I’ve never been able to properly explain why I put myself through hell and back to do something many people see as a thankless and sometimes pointless pastime. Theatre is an experience that leaves you breathless, and it is not for the faint of heart.
There will be battle wounds: a welt left from a badly aimed jab with a practice sword or bruises from being thrown to the ground a little too passionately. There will be tears: the senseless and emotional crying in a single corner of Hesburgh as you stare at an empty computer screen that should be a seven page paper and drink the dregs of the leftover coffee you bought over two hours ago. There will be days when you want to murder the entire cast and crew, simply over the fact that you are surviving on an extreme lack of sleep, which is not helped by your desperate need for two-to-three hour naps during the day. And there will be the day when you give everything you’ve got, think maybe you got it right this time and then have a long list of notes to deal with that prove to you, no, you are actually absolutely inadequate.
But there will also be moments of complete giddiness. The first day you are completely off book after pondering whether it will be truly possible. The day someone decides it would be a good idea to slap five little pieces of gaff tape on your back and you realize halfway through an emotional few lines and burst into real laughter, the kind that stops you momentarily and makes you double over, while everyone else joins in. That insane warmup routine everyone complains about having to do, but secretly loves. Standing in a circle while everyone wishes “I give you my best,” and suddenly realizing you have a bond with these people that you won’t have with any of your other friends (although you love them equally).
But those moments are over. They happened, you loved them, you hated them and now you are trudging through South Bend weather, knowing that at the end of the day all you have to do is go to the library or LaFun or your dorm or see your other friends, and that you don’t have to trek to DPAC in the complete darkness.
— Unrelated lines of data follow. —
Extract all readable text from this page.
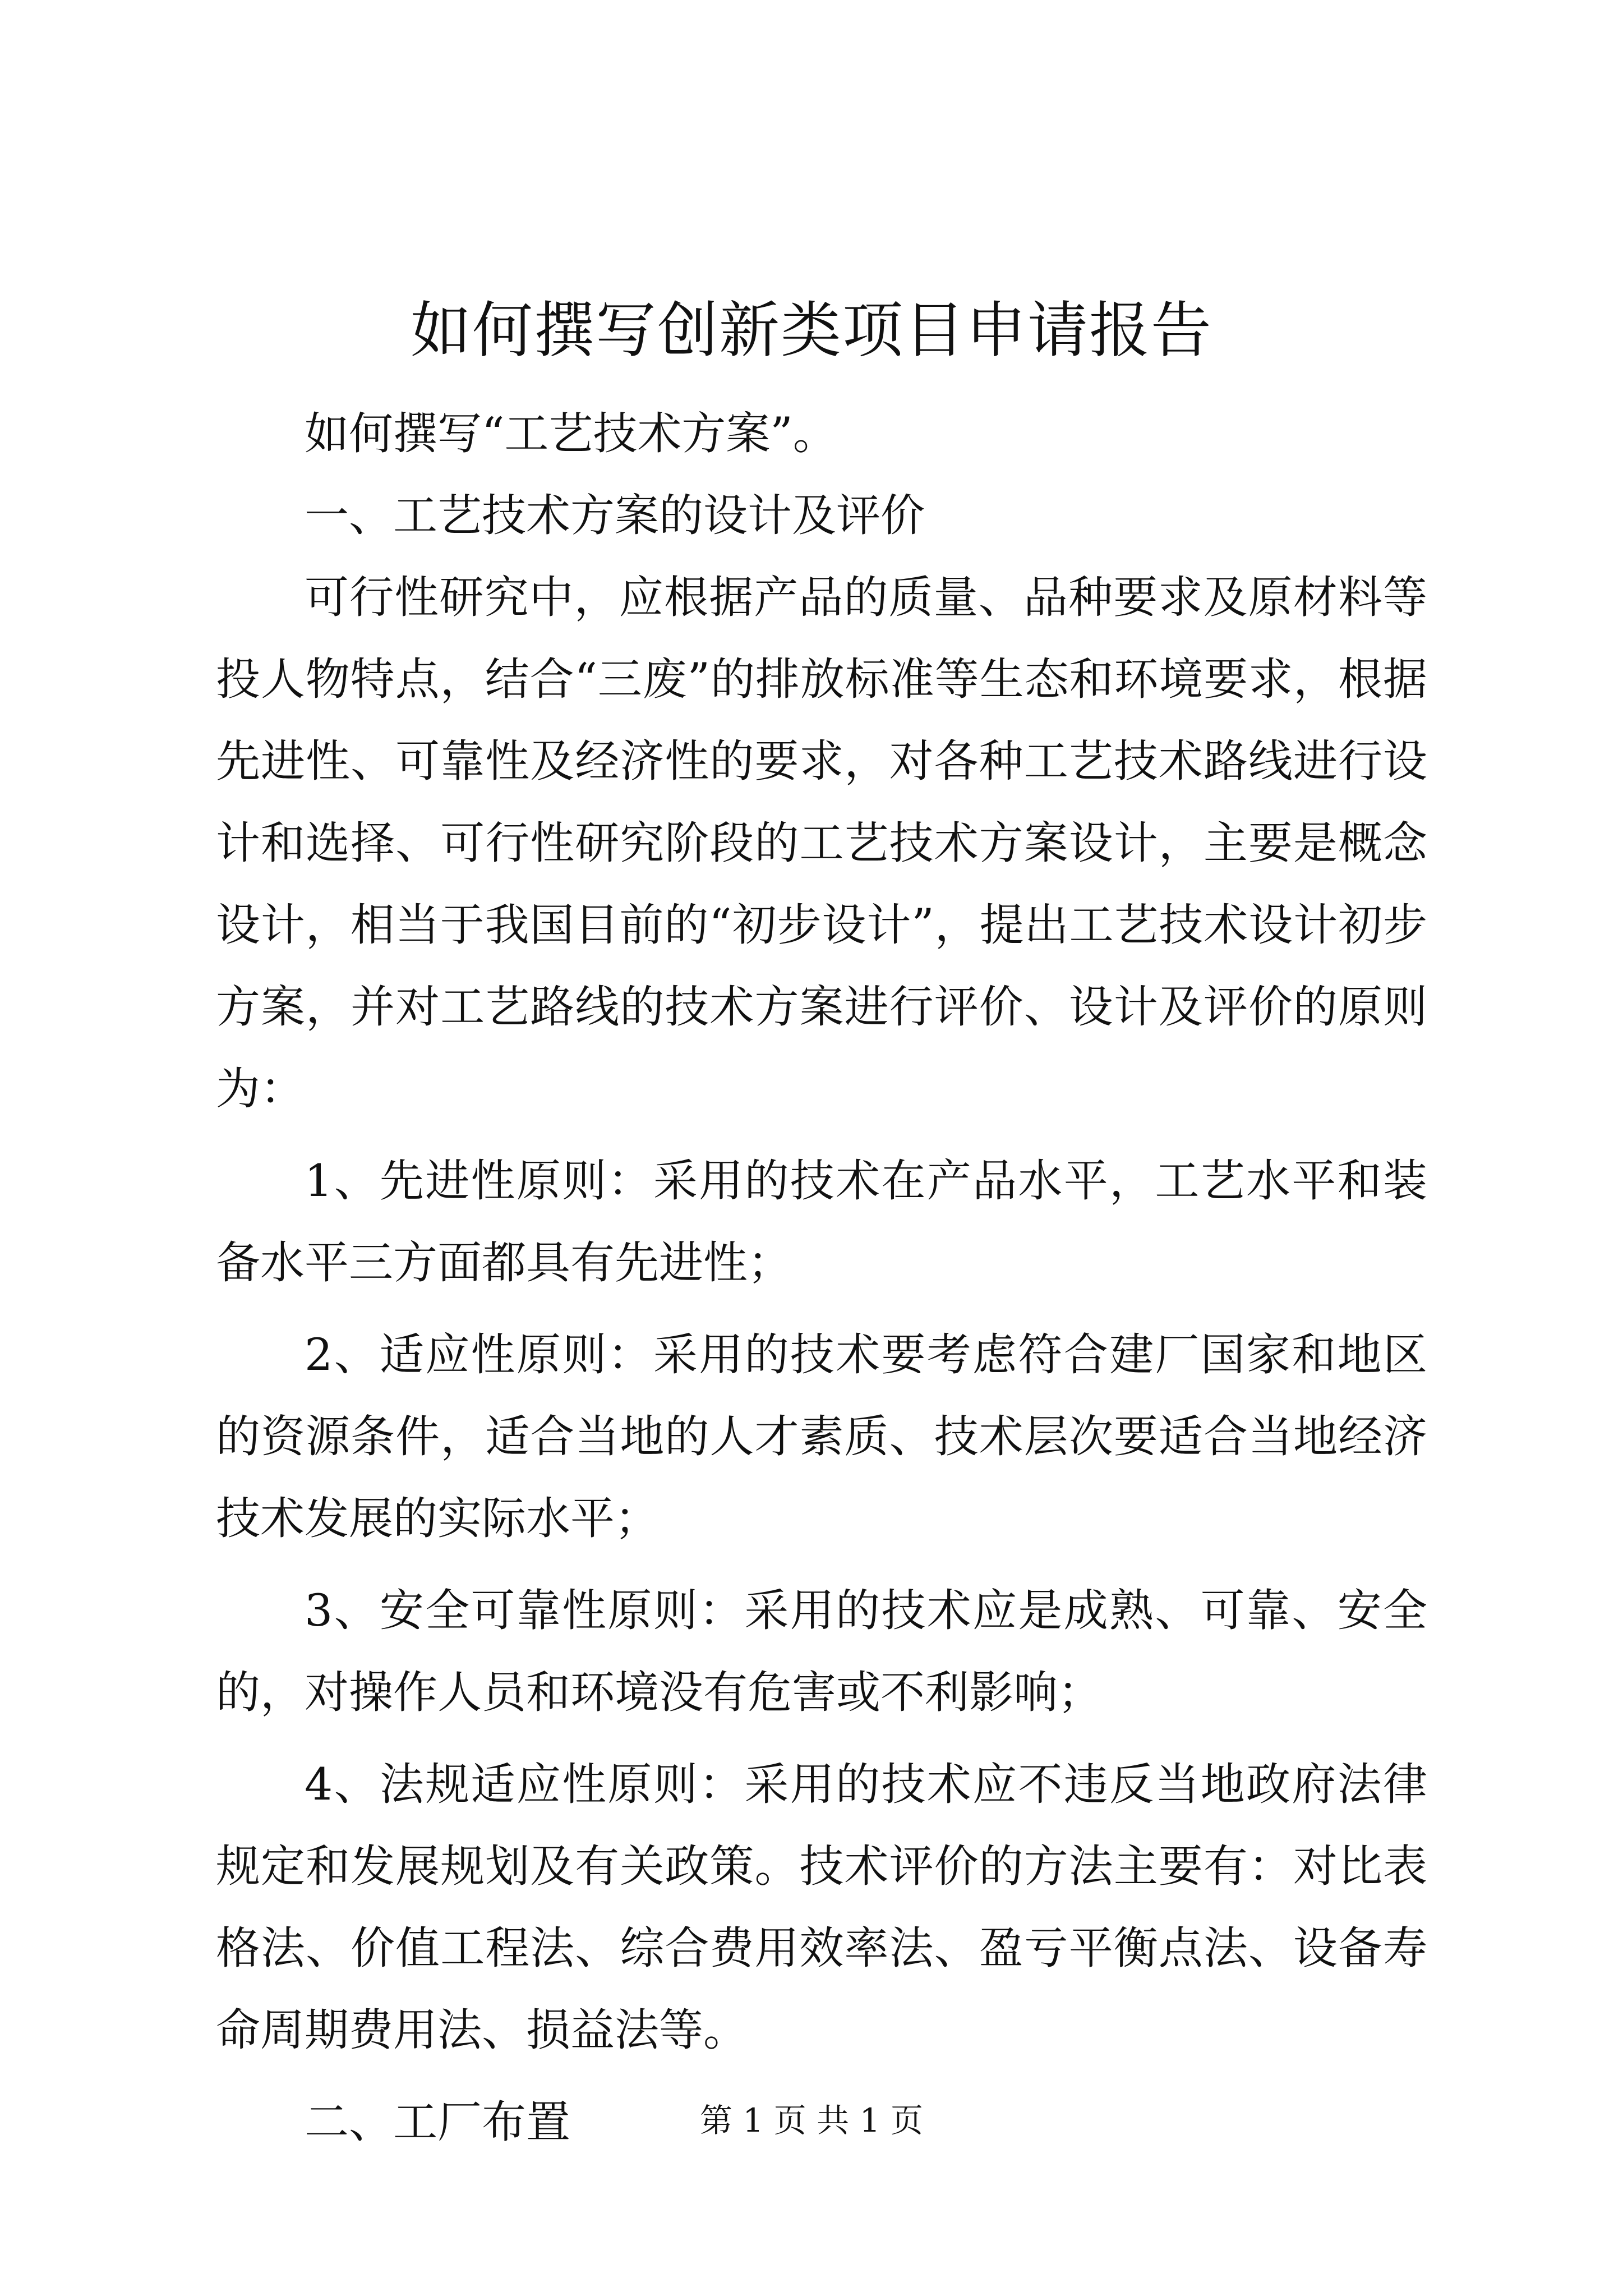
如何撰写创新类项目申请报告

如何撰写“工艺技术方案”。

一、工艺技术方案的设计及评价

可行性研究中，应根据产品的质量、品种要求及原材料等投人物特点，结合“三废”的排放标准等生态和环境要求，根据先进性、可靠性及经济性的要求，对各种工艺技术路线进行设计和选择、可行性研究阶段的工艺技术方案设计，主要是概念设计，相当于我国目前的“初步设计”，提出工艺技术设计初步方案，并对工艺路线的技术方案进行评价、设计及评价的原则为：

1、先进性原则：采用的技术在产品水平，工艺水平和装备水平三方面都具有先进性；

2、适应性原则：采用的技术要考虑符合建厂国家和地区的资源条件，适合当地的人才素质、技术层次要适合当地经济技术发展的实际水平；

3、安全可靠性原则：采用的技术应是成熟、可靠、安全的，对操作人员和环境没有危害或不利影响；

4、法规适应性原则：采用的技术应不违反当地政府法律规定和发展规划及有关政策。技术评价的方法主要有：对比表格法、价值工程法、综合费用效率法、盈亏平衡点法、设备寿命周期费用法、损益法等。

二、工厂布置	第 1 页 共 1 页
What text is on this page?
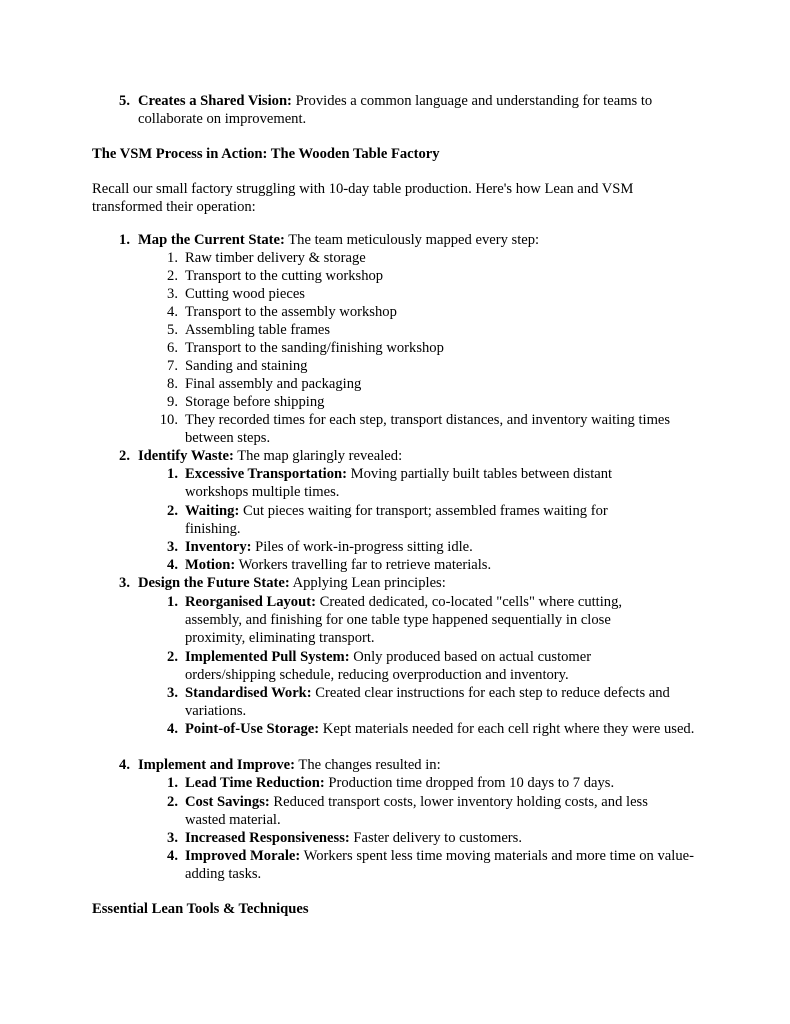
5. Creates a Shared Vision: Provides a common language and understanding for teams to collaborate on improvement.
The VSM Process in Action: The Wooden Table Factory

Recall our small factory struggling with 10-day table production. Here's how Lean and VSM transformed their operation:

1. Map the Current State: The team meticulously mapped every step:
1. Raw timber delivery & storage
2. Transport to the cutting workshop
3. Cutting wood pieces
4. Transport to the assembly workshop
5. Assembling table frames
6. Transport to the sanding/finishing workshop
7. Sanding and staining
8. Final assembly and packaging
9. Storage before shipping
10. They recorded times for each step, transport distances, and inventory waiting times between steps.
2. Identify Waste: The map glaringly revealed:
1. Excessive Transportation: Moving partially built tables between distant workshops multiple times.
2. Waiting: Cut pieces waiting for transport; assembled frames waiting for finishing.
3. Inventory: Piles of work-in-progress sitting idle.
4. Motion: Workers travelling far to retrieve materials.
3. Design the Future State: Applying Lean principles:
1. Reorganised Layout: Created dedicated, co-located "cells" where cutting, assembly, and finishing for one table type happened sequentially in close proximity, eliminating transport.
2. Implemented Pull System: Only produced based on actual customer orders/shipping schedule, reducing overproduction and inventory.
3. Standardised Work: Created clear instructions for each step to reduce defects and variations.
4. Point-of-Use Storage: Kept materials needed for each cell right where they were used.
4. Implement and Improve: The changes resulted in:
1. Lead Time Reduction: Production time dropped from 10 days to 7 days.
2. Cost Savings: Reduced transport costs, lower inventory holding costs, and less wasted material.
3. Increased Responsiveness: Faster delivery to customers.
4. Improved Morale: Workers spent less time moving materials and more time on value-adding tasks.
Essential Lean Tools & Techniques
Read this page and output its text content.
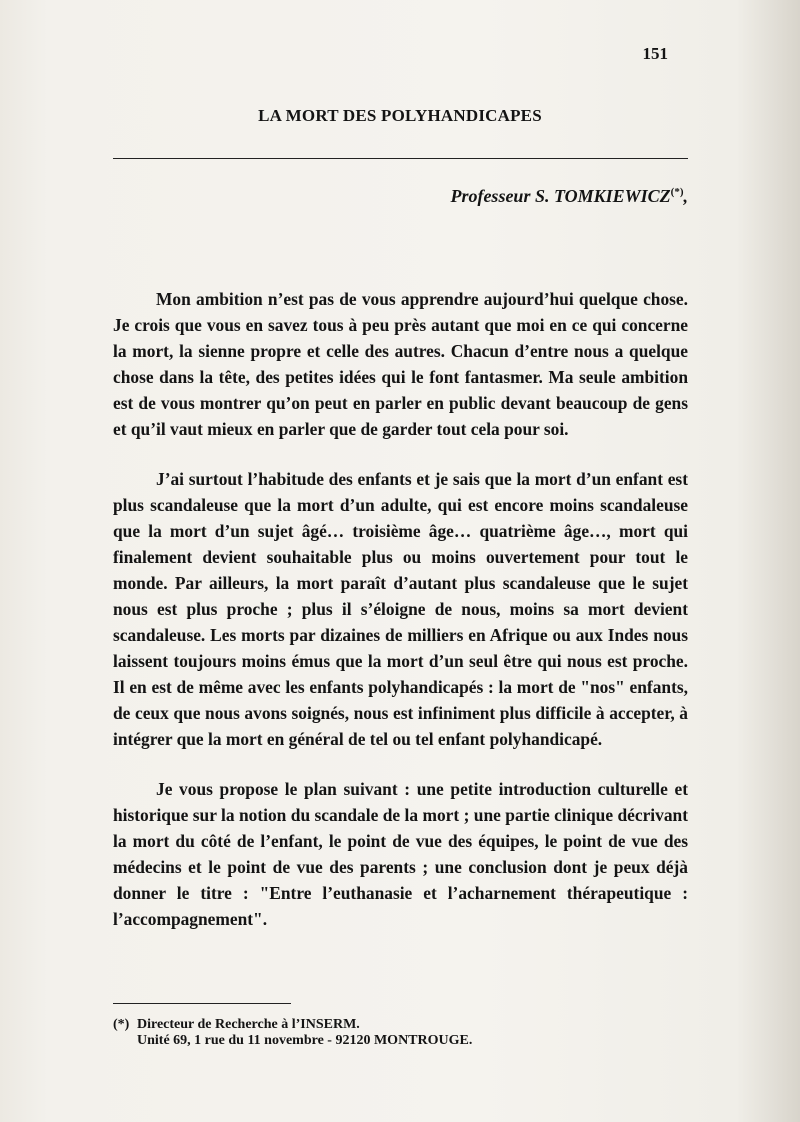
151
LA MORT DES POLYHANDICAPES
Professeur S. TOMKIEWICZ(*),

Mon ambition n’est pas de vous apprendre aujourd’hui quelque chose. Je crois que vous en savez tous à peu près autant que moi en ce qui concerne la mort, la sienne propre et celle des autres. Chacun d’entre nous a quelque chose dans la tête, des petites idées qui le font fantasmer. Ma seule ambition est de vous montrer qu’on peut en parler en public devant beaucoup de gens et qu’il vaut mieux en parler que de garder tout cela pour soi.

J’ai surtout l’habitude des enfants et je sais que la mort d’un enfant est plus scandaleuse que la mort d’un adulte, qui est encore moins scandaleuse que la mort d’un sujet âgé… troisième âge… quatrième âge…, mort qui finalement devient souhaitable plus ou moins ouvertement pour tout le monde. Par ailleurs, la mort paraît d’autant plus scandaleuse que le sujet nous est plus proche ; plus il s’éloigne de nous, moins sa mort devient scandaleuse. Les morts par dizaines de milliers en Afrique ou aux Indes nous laissent toujours moins émus que la mort d’un seul être qui nous est proche. Il en est de même avec les enfants polyhandicapés : la mort de "nos" enfants, de ceux que nous avons soignés, nous est infiniment plus difficile à accepter, à intégrer que la mort en général de tel ou tel enfant polyhandicapé.

Je vous propose le plan suivant : une petite introduction culturelle et historique sur la notion du scandale de la mort ; une partie clinique décrivant la mort du côté de l’enfant, le point de vue des équipes, le point de vue des médecins et le point de vue des parents ; une conclusion dont je peux déjà donner le titre : "Entre l’euthanasie et l’acharnement thérapeutique : l’accompagnement".

(*) Directeur de Recherche à l’INSERM.
Unité 69, 1 rue du 11 novembre - 92120 MONTROUGE.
But maybe one day you’ll wander back onto the Decio. You’ll stand next to the ghost light no one really knew the real use for, and look at the yellow netting your stage manager used to struggle with after every rehearsal and smile a little. Maybe you’ll close your eyes, and for a moment, it’s the Sunday matinee. Your heel is stuck in your dress, and you’re limping a bit, and your old person makeup has smeared into your gloves and sweat is making the back of your heavy black shawl stick to you and you’ve just carried a little girl, and almost lost someone’s very precious crochet hook. The last thing you want to do is run onstage and look at an audience, but you do it anyway, even if it is just for all the wonderful people who stand on either side of you.
And there’s a standing ovation. And in a whirlwind you take a bow, mindlessly clapping. And you take a second bow and look out at the audience and catch someone’s eye and then you are taking a surprise third bow and there is utter confusion and you have a big mindless grin on your face and then you open your eyes and you are standing on an empty stage, looking out into the dark house and that big grin has not left your face. And that was just a moment. Just like all those other moments. A moment that will live forever on the back of your eyelids, that will pop up when you least expect it. A moment that makes you laugh and cry because it was so wonderful but it can never happen again.
And if that is the only moment you have, then you’re pretty much set.
The views expressed in this column are those of the author and not necessarily those of The Observer.